Markus Braun, the former chief executive officer of Wirecard AG, denied all charges at a trial over his alleged role in an epic fraud scandal that sparked the spectacular demise of one of Germany’s top companies.
(Bloomberg) — Markus Braun, the former chief executive officer of Wirecard AG, denied all charges at a trial over his alleged role in an epic fraud scandal that sparked the spectacular demise of one of Germany’s top companies.
In his first public comments about his involvement in an episode that wiped out billions in shareholder value, Braun spoke of a “day of of shock and pain” when in June 2020 the once high-flying digital-payment company collapsed, adding that he is sorry for the shareholders and the employees.
“I had no knowledge of any forgeries at the company and was never a member of any criminal gang,” Braun said at a hearing in Munich in Monday.
Wirecard crumbled in 2020, admitting that more than $2 billion in cash it had previously reported as merely missing likely never existed, and the company then filed for insolvency a few days later on June 25, 2020, hammering investors and destroying Germany’s efforts to breed a new technology champion rivaling Silicon Valley.

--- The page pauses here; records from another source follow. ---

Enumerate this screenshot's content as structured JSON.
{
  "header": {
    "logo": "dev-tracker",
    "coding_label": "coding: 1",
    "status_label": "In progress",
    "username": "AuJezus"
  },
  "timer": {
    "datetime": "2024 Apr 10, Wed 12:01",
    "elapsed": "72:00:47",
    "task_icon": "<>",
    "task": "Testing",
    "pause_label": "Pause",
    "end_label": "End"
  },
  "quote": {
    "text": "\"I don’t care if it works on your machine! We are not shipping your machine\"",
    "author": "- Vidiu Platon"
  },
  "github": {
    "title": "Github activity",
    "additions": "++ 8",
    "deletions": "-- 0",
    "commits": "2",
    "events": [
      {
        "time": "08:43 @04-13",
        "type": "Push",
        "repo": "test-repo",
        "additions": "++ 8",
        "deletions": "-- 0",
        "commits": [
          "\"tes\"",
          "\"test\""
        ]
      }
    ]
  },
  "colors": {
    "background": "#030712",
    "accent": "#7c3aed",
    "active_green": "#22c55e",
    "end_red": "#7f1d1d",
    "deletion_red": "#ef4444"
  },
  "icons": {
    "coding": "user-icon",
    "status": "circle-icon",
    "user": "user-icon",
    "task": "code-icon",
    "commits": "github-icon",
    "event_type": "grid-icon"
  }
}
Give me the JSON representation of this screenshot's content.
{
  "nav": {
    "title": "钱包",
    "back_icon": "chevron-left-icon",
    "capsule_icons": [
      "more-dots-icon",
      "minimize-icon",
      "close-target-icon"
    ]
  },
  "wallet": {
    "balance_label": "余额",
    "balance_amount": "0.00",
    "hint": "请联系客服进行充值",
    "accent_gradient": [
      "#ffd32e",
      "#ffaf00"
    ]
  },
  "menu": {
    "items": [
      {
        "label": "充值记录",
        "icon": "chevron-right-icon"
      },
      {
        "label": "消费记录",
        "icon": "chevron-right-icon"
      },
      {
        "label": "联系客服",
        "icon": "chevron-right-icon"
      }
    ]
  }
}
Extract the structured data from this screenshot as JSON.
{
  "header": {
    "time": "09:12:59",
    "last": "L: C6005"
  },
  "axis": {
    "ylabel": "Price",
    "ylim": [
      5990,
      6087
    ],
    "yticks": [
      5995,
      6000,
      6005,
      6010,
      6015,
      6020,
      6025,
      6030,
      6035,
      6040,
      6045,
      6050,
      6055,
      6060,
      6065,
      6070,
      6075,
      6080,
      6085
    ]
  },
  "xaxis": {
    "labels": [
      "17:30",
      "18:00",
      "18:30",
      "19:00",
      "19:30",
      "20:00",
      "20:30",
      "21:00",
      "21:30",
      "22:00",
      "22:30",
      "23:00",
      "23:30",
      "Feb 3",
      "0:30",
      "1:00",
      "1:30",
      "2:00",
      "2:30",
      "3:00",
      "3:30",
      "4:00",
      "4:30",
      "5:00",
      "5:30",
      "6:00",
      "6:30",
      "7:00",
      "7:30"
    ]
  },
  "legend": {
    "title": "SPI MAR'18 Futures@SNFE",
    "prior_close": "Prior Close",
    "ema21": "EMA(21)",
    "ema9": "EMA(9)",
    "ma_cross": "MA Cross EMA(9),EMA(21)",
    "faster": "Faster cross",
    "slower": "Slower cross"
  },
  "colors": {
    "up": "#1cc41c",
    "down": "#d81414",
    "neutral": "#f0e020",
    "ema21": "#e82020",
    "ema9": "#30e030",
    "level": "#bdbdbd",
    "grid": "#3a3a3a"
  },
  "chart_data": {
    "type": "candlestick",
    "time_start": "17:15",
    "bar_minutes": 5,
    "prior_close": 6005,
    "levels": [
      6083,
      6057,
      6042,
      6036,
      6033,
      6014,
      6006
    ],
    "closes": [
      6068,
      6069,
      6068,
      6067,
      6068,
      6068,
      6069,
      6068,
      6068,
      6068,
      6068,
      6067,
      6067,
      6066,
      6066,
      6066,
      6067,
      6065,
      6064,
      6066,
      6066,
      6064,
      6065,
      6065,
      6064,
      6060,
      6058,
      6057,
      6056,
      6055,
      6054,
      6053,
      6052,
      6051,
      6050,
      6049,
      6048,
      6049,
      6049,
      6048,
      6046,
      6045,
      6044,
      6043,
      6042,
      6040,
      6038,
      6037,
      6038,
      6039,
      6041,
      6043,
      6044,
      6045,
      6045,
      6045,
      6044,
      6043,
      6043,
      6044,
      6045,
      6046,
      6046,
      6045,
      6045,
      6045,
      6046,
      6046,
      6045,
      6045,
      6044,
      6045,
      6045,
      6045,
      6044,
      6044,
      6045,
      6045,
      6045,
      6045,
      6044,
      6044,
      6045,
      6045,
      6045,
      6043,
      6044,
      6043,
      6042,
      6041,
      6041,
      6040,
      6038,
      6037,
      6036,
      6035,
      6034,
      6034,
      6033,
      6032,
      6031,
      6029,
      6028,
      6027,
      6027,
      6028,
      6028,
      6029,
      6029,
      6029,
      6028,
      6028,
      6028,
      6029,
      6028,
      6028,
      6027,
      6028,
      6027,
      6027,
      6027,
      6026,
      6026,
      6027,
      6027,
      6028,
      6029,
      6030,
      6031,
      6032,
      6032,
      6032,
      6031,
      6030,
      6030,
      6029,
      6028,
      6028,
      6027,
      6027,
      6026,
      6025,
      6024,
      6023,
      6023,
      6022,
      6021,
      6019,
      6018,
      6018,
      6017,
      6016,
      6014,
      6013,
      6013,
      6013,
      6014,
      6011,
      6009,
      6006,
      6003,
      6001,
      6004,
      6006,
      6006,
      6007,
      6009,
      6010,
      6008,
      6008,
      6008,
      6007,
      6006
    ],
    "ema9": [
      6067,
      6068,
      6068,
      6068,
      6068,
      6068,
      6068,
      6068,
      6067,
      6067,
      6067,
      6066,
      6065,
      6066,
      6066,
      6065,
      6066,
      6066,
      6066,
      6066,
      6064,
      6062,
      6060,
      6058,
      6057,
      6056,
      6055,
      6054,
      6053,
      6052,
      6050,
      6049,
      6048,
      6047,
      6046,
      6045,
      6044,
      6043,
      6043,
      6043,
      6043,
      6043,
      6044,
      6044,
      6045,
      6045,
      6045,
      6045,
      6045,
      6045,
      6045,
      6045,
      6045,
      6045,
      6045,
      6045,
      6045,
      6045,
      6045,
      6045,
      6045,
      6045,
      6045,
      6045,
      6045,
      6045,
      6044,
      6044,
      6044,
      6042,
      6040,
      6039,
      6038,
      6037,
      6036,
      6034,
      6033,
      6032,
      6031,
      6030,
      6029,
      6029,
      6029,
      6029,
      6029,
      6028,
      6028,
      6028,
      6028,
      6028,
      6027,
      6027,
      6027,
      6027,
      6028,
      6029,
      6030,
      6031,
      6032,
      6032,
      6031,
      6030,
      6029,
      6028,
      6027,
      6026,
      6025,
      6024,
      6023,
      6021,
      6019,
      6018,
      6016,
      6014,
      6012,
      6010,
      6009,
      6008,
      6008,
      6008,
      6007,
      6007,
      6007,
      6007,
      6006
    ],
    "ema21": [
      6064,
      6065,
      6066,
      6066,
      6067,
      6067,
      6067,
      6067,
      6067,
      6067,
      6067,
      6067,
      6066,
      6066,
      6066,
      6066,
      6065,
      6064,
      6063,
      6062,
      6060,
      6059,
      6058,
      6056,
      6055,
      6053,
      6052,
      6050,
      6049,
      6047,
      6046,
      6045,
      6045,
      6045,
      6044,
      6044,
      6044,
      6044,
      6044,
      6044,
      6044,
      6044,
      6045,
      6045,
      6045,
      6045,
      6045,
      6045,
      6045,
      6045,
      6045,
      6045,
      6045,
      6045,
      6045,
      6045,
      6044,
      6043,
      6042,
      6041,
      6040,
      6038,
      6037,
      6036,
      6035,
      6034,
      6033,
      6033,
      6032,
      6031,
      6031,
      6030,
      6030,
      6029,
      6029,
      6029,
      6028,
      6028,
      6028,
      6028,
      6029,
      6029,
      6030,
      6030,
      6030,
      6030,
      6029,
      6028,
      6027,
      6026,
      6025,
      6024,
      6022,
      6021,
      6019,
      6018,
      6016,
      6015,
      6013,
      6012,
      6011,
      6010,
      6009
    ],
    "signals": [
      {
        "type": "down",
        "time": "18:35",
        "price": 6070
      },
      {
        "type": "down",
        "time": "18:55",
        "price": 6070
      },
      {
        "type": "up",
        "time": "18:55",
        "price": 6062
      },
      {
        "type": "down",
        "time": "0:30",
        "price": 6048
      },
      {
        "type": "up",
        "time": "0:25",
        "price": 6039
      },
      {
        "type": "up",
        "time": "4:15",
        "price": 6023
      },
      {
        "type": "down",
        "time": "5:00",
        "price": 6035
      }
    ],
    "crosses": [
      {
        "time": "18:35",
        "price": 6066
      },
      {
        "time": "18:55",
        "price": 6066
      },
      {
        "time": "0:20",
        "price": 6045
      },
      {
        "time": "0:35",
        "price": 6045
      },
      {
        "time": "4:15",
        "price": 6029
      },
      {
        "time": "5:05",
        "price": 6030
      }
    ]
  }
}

Read More: Wirecard CEO Gets Day in Court After Two Years Behind Bars
Braun has been on trial at the Munich Regional Court since December alongside two co-defendants — former chief accountant Stephan von Erffa and Oliver Bellenhaus, who ran a Wirecard company in Dubai and who has become a key witness.
Bellenhaus has been cooperating with prosecutors since the very early days of the probe. In his testimony in December and January he has told the court that the allegation were true, that the books were cooked at Wirecard and that Braun was behind it.
Braun’s lawyer Alfred Dierlamm last week called Bellenhaus a “professional liar” and Sabine Stetter, von Erffa’s defense attorney, said Bellenhaus deleted data at Wirecard and lied even to his wife.